Copy the following to /mnt/rpi/etc/rc.conf:


hostname="raspberry-pi"
ifconfig_ue0="DHCP"
sshd_enable="YES"
cron_enable="NO"
devd_enable="YES"
syslogd_enable="YES"
sendmail_submit_enable="NO"
sendmail_outbound_enable="NO"
sendmail_msp_queue_enable="NO"
autosize_enable="YES"


5. Unmount the partition

At this point we’re done. There are some additional tweaks you can make such as enabling soft updates and modifying the number of available ttys but this is not necessary in order to get the image booted. If people like, I can include the options for these. For now, lets unmount the image.


root@virtualbox:/home/alan # umount /mnt/rpi
root@virtualbox:/home/alan # mdconfig -d -u md3


6. Write the image to your SD card

For this, I merely transferred the image to my Macbook and used DD to write it to my SD card. When you firstly insert the disk into the SD card reader, OSX will automatically attempt to mount any partitions it recognises. In our case, it mounts the FAT32 partition. To ensure a write is successful, you’ll need to unmount this. You can either do this in Terminal.app or use DiskUtility to unmount the drive without ejecting it. To write the image to the SD card, perform the following:


osx# dd if=/Users/alan/rpi.img of=/dev/disk4 bs=1m


This will take a few minutes to successfully write. Once complete, eject the SD card and insert it into your RPi and boot. Ensue you have HDMI connected to see any error messages which may be displayed during the boot up process.

Some Words

1. I initially had some problems when I first booted whereby i received errors attempting to mount the boot drive – error 19. I cycled the power a couple of times, and booting was successful.
2. Once it booted, I got the debug message alerting me that the disk had been resized and I needed to commit the changes using gpart. Unfortunately, when i plugged in my keyboard, it was unable to detect it correctly and after several tries, ignored it. I’m unsure if this is something to do with my USB keyboard or perhaps support for the usbhub wasn’t great. I haven’t investigated further hence the option to SSH.
3. On third reboot, everything worked as normal. I could see the Ethernet link go to UP state and I was prompted to login. At this point, I navigated on my Macbook to my routers web UI and obtained the IP for the DHCP lease.
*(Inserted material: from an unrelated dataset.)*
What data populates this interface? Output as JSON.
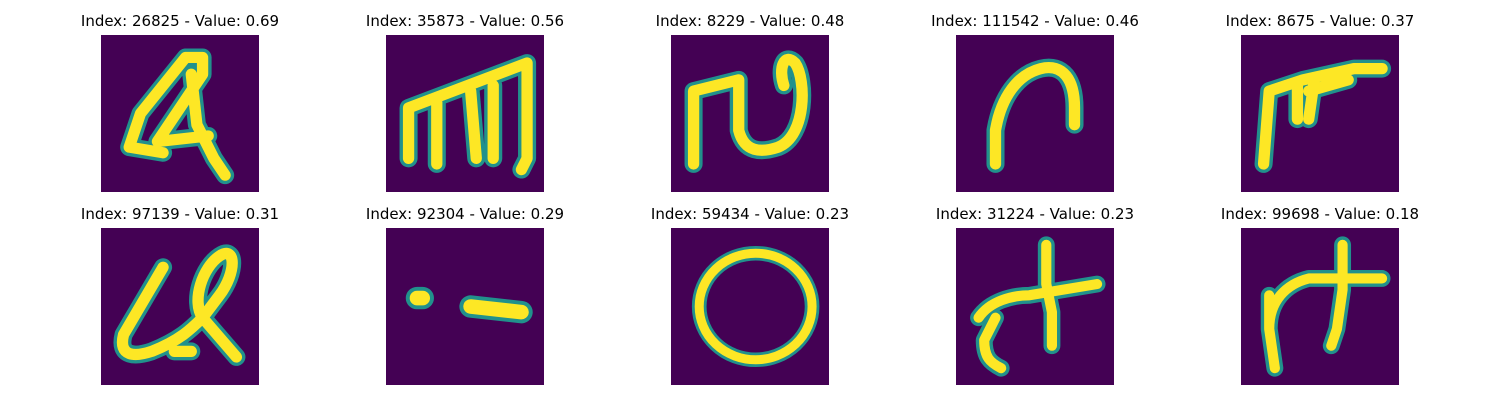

I quickly made a static entry based on the MAC to ensure it always received the same IP using DHCP. At this point, I was able to login over SSH using the username ‘pi’ and password ‘raspberry’
4. After login was successful, I quickly created a new user account and added it to the group wheel. I also locked out the pi account using ‘pw lock pi’.
5. At this point, you’ll need a package manager to install applications. There are two options here. (1) Use the ports collection – this allows you to build applications from source. (2) you can use pkgng in order to install pre-built binary images. Unfortunately for us, there is no official ARM packages built for FreeBSD. There are some unofficial ones out there but most of the ones I came across are not maintained and have pretty old packages. Instead, I opted to go down the ports route (which is slow as you’ll have to compile everything) but acceptable for a playbox. You can perform (as root) ‘portsnap fetch && portsnap extract’ in order to download and extract the latest ports collection. This will take HOURS. I ran out of patience and instead downloaded the ports package directly to the RPi and extracted it. You can also shutdown, remove the SD card and merely extract the entire ports collection directly onto the SD card using another machine. This is probably the fastest option as it took me a couple of hours to extract the ports collection correctly.
6. To keep ports updated, I went the subversion route instead of using portsnap. In this case, you can merely run ‘svn checkout https://svn0.us-east.FreeBSD.org/ports/head /usr/ports’. I added this line to a cronjob to run once a week around 3am. Obviously, selecting a mirror close to you is best. Details for this are covered in the FreeBSD Handbook.

Downloads

I’ve uploaded the image I made in this post for download to save you the hassle from above if you’re looking for just a standard stock image to boot from. You can grab it from my Redbrick Account.